Vorbeifahren am Tor einer Fabrikhalle in der Dunkelheit. Innen weißes Licht, klare Kompositionen aus vertikalem Weiß und horizentalem Betongrau. Ein gelber Gabelstapler, ein Arbeiter in rotem Overall, beides warm leuchtend in der Helligkeit des weitläufigen Inneren.

Den eigenen Blick in diesem Moment in die Freiheit entlassen bedeutet Befreiung von der Verengung der Sinne, die der Alltag verursacht. Wer alltäglich sieht und hört, der sieht zweckvolle Zeichen und hört Signale mit praktischer Bedeutung.

Eine rote Ampel ist keine Metallskulptur mit rot strahlendem Licht, sondern das Signal zu warten. Die alltägliche Wahrnehmung reduziert die Dinge auf ihre Zwecke und Funktionen und tut den Dingen damit Unrecht. Der selektive, zweckgerichtete Blick behandelt das mit totaler Gleichültigkeit, was am Gegenstand über seine momentane Funktion hinausgeht. Das, was uns an der Welt nicht in unseren Interessen betrifft, wird dadurch häßlich, so daß Fabrikhallen gewöhnlich als häßlich angesehen werden. Häßlichkeit kommt von Gleichgültigkeit und Unachtsamkeit.

Die Befreiung der Wahrnehmung aus ihrer Zweckgebundenheit gibt den Gegenständen ihre sinnliche Würde wieder.
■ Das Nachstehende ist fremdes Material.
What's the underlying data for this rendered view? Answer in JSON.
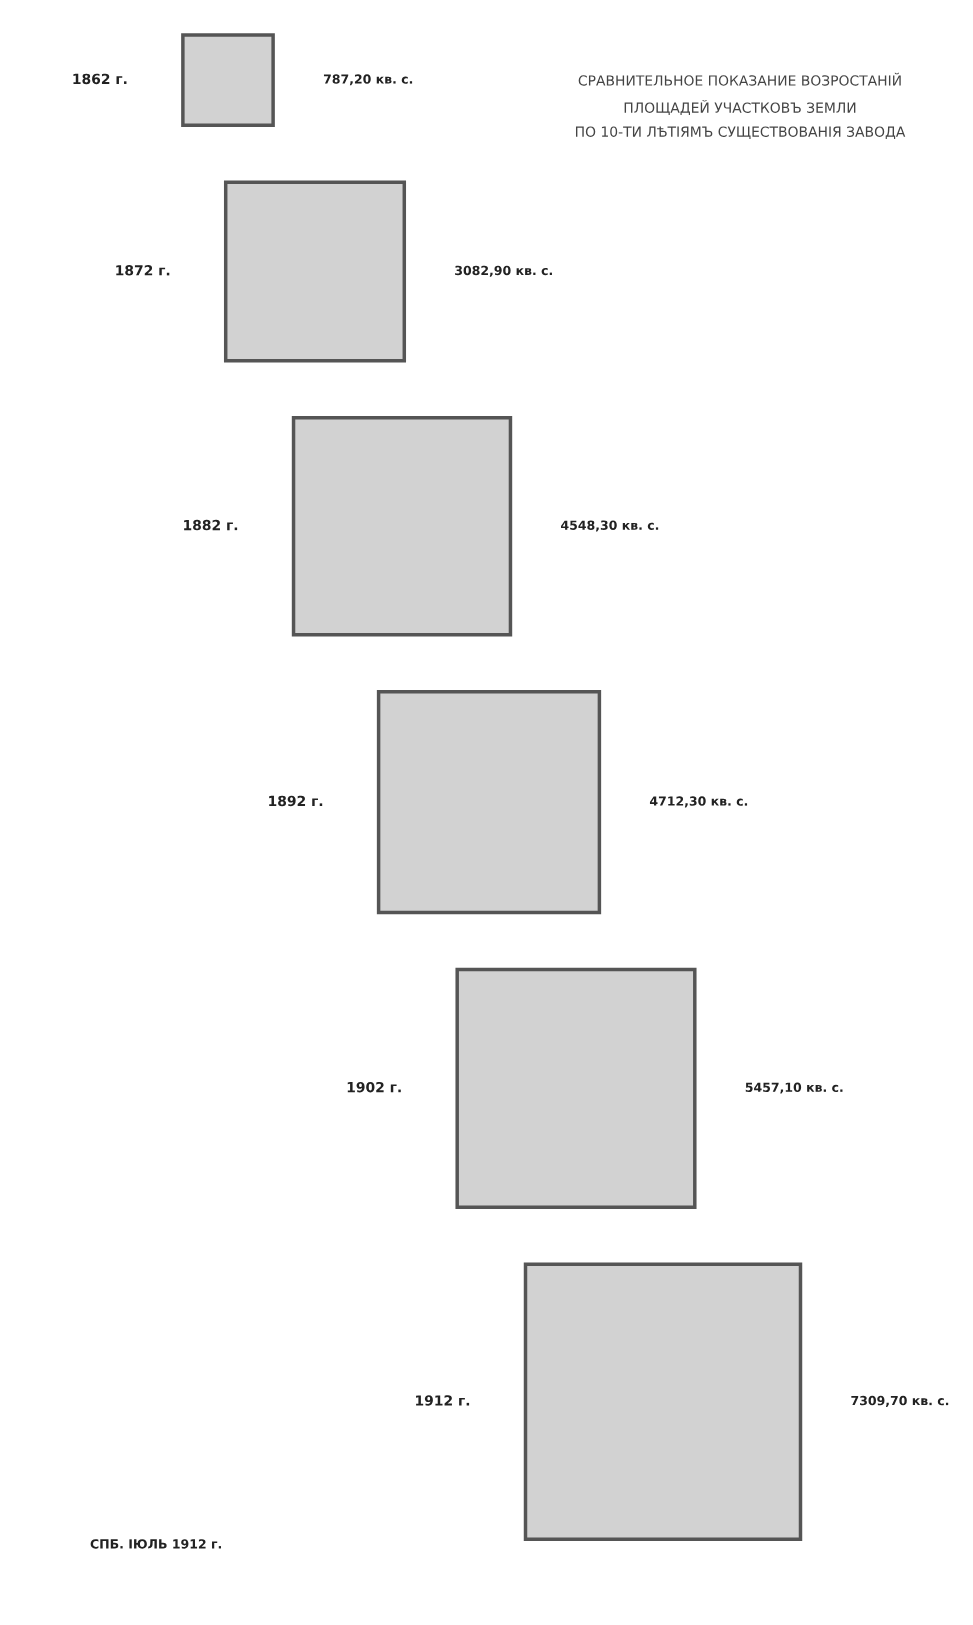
{
  "chart_data": {
    "type": "other",
    "title": "СРАВНИТЕЛЬНОЕ ПОКАЗАНИЕ ВОЗРОСТАНІЙ\nПЛОЩАДЕЙ УЧАСТКОВЪ ЗЕМЛИ\nПО 10-ТИ ЛѢТІЯМЪ СУЩЕСТВОВАНІЯ ЗАВОДА",
    "categories": [
      "1862 г.",
      "1872 г.",
      "1882 г.",
      "1892 г.",
      "1902 г.",
      "1912 г."
    ],
    "values": [
      787.2,
      3082.9,
      4548.3,
      4712.3,
      5457.1,
      7309.7
    ],
    "value_labels": [
      "787,20 кв. с.",
      "3082,90 кв. с.",
      "4548,30 кв. с.",
      "4712,30 кв. с.",
      "5457,10 кв. с.",
      "7309,70 кв. с."
    ],
    "color": "#d2d2d2",
    "annotations": [
      "СПБ. ІЮЛЬ 1912 г."
    ]
  }
}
Kunst kann allein schon aus dieser Befreiung bestehen. Insbesondere ist der Genuß an der Kunst hier nicht nur der Genuß des sinnlich Schönen, sondern vor Allem die Erleichterung, jenseits der Zweckverstrickungen den Gegenständen ihre Würde lassen zu dürfen und auch die tröstliche Ahnung von einer Kultur der Achtsamkeit, in der die Wahrnehmung der Zwecke und der sinnlichen Qualitäten sich nicht mehr widersprechen.